O’Hara, who was injured much of 2013 when she split time between forward and left back, remains in search of her first Sky Blue goal.
On the other side, Long is not necessarily the Thorns’ regular taker either. The club took three in 2013, two by Sinclair and another by Alex Morgan. Long was on the field each time.
“There’s a group of us on the team who are comfortable taking them,” Sinclair, who scored the first ever Thorns goal from a spot kick last April, said.
“Whoever’s feeling it at the time,” Long said. “We’re all not selfish, whoever wants it. That’s the best thing, when you’re confident and you want to take it that’s kind of who we go with.”
Postgame, Sinclair backed Long for the PK-taking duties.
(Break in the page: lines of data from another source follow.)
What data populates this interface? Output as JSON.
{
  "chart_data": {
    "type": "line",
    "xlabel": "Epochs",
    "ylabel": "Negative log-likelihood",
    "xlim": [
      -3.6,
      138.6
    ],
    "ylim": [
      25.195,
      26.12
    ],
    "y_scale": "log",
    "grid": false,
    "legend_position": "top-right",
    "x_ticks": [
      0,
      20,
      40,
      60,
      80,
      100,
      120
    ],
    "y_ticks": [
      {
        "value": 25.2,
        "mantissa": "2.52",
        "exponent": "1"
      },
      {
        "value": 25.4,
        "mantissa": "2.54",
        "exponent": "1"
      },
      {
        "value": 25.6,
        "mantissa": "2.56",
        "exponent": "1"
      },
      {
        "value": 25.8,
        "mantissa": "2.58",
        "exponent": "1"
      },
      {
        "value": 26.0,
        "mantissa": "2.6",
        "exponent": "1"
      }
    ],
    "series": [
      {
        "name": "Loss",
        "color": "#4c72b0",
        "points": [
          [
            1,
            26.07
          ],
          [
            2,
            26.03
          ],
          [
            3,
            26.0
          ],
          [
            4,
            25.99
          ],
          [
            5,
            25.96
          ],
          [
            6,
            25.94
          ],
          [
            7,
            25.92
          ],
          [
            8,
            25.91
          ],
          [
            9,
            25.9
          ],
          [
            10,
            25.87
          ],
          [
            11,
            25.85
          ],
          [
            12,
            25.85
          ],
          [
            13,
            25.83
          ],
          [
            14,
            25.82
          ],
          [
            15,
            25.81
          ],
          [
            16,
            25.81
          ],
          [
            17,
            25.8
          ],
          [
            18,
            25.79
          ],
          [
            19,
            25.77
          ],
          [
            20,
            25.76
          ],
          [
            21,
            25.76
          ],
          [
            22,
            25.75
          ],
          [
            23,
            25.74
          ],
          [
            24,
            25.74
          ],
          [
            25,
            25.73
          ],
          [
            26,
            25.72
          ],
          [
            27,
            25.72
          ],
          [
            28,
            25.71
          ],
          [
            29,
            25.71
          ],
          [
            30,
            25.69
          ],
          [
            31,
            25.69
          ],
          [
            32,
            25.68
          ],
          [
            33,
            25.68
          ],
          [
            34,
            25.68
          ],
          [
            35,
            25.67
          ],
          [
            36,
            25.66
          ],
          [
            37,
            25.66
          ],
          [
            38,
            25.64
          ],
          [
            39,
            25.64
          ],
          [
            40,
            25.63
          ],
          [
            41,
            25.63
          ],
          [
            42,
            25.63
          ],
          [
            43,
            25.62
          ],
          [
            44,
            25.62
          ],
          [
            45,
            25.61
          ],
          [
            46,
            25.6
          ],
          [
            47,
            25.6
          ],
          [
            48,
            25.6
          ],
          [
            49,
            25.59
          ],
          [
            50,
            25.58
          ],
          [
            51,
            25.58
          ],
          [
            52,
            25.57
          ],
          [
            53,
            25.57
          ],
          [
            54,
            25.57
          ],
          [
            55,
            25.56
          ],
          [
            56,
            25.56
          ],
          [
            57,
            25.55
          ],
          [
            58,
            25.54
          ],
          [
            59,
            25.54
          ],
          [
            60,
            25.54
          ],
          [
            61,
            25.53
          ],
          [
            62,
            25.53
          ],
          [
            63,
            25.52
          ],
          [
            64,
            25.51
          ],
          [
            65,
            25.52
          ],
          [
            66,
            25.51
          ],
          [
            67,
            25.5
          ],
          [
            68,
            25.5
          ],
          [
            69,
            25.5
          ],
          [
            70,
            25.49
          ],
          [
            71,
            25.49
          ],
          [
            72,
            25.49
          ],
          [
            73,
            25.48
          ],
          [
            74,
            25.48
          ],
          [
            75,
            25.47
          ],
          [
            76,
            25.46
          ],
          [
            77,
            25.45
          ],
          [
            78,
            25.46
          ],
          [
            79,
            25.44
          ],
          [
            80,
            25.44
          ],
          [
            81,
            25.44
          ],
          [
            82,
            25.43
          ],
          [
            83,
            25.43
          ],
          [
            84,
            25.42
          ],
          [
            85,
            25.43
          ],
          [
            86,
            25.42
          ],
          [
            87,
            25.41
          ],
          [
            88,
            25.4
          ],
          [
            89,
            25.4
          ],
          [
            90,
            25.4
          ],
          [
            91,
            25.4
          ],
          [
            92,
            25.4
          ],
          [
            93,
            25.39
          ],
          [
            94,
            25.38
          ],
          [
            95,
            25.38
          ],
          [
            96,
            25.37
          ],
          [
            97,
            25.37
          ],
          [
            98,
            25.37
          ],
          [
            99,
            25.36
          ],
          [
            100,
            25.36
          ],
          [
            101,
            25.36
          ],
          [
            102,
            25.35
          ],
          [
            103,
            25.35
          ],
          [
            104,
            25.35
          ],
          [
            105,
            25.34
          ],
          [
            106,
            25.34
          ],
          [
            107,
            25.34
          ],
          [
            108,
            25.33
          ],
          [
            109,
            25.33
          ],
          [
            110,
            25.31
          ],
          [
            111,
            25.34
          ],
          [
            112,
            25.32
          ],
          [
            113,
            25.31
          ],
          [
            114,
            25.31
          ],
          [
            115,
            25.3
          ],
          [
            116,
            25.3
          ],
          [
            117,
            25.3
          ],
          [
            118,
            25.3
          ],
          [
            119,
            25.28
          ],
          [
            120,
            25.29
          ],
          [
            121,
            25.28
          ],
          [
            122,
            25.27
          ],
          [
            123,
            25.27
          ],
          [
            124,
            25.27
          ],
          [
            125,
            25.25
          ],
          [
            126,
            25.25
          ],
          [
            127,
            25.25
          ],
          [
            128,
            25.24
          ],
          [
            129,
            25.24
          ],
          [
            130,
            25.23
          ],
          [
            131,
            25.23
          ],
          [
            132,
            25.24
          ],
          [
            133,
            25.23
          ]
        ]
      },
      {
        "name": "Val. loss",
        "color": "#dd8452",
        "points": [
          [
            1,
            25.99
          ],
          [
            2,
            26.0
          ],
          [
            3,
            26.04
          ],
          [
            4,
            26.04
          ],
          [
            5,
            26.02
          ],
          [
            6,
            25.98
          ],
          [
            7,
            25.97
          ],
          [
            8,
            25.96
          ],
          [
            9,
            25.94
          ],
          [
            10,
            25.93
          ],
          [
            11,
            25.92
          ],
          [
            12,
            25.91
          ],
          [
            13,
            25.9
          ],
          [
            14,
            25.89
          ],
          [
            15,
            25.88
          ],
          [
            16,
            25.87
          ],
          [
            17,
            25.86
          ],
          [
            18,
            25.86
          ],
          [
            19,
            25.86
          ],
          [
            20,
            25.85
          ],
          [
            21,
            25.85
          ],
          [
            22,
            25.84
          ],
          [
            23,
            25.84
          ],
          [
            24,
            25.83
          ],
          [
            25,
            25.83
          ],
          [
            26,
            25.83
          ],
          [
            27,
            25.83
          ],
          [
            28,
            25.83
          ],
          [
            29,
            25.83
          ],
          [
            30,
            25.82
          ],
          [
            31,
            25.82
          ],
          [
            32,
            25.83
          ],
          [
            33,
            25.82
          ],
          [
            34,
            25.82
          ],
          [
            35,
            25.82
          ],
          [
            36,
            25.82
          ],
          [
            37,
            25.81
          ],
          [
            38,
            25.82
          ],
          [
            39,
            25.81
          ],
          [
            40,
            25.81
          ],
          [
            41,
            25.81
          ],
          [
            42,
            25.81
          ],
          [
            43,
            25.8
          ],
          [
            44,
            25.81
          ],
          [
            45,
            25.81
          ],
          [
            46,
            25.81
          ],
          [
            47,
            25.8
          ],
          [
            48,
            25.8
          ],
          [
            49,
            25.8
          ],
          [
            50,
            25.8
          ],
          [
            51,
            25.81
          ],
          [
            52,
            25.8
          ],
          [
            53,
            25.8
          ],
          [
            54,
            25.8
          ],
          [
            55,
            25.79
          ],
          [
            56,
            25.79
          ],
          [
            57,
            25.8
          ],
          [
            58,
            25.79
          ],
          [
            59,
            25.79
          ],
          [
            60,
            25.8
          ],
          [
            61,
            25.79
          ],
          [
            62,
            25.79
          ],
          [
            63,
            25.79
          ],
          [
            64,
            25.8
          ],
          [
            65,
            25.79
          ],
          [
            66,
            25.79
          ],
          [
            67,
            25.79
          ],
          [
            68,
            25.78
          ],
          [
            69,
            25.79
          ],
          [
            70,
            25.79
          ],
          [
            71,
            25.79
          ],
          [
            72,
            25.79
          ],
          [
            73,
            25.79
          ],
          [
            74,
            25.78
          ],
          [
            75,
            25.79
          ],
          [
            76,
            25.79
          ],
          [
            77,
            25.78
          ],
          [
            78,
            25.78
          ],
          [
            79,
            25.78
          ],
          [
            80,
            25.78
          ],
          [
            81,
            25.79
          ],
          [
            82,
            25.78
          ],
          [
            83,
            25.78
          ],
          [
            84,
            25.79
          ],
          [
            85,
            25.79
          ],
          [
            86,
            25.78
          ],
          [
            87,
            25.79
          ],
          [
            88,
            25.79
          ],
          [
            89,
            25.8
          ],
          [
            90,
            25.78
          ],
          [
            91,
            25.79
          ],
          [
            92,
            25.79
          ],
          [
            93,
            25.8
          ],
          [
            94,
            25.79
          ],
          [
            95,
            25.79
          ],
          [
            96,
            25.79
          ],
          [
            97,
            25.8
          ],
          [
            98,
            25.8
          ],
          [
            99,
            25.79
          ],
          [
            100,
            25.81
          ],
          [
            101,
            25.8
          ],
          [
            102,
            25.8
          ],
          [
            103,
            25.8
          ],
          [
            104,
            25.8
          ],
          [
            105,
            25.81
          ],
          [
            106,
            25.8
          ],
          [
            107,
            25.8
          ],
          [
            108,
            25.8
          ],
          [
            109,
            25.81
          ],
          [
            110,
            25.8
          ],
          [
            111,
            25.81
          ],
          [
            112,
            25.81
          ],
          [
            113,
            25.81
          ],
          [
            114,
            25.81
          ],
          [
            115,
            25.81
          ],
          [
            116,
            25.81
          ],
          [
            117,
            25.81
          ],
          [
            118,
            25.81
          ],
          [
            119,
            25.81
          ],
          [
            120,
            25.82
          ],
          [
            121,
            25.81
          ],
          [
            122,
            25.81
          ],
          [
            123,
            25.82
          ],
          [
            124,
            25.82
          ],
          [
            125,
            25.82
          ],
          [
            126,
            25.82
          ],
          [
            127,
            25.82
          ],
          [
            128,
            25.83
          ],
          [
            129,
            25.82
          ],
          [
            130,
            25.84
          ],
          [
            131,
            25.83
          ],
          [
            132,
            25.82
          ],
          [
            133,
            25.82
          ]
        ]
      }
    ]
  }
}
“Allie’s been on fire all preseason. She has so much confidence right now.”
The penalties and the frenetic ending overshadowed the match’s opening goal, scored by Christie Rampone. On the day Rampone and Karina LeBlanc became the first two players (out of a possible three, the currently pregnant Shannon Boxx being the other) to appear in all eight U.S. women’s professional seasons, Rampone finally nudged ahead of LeBlanc in career goals. That is to say Rampone — 13 years and has one while LeBlanc, a goalkeeper, has none.
“I don’t think I scored a pro goal,” a laughing Rampone said. “National team yes.” Rampone was a scoring machine when she played at Monmouth College before converting to her more familiar defender role. Saturday’s goal will not tempt Gabarra to return her to forward. It started with a Freels corner that Schmidt flicked far post, where it hit the woodwork. Rampone was there and it more or less found its way off her leg and in. “It kind of just hit off me and went in. It was a fun moment, but then it’s kind of back to business.”
The Thorns now head home to open Providence Park having taken four of a possible six points from their opening two games on the road. And Sky Blue FC remain in search of their first victory of 2014.
“You want to win your home games,” Gabarra said. “And I wasn’t really happy with the performance. I thought we looked a little slow to react.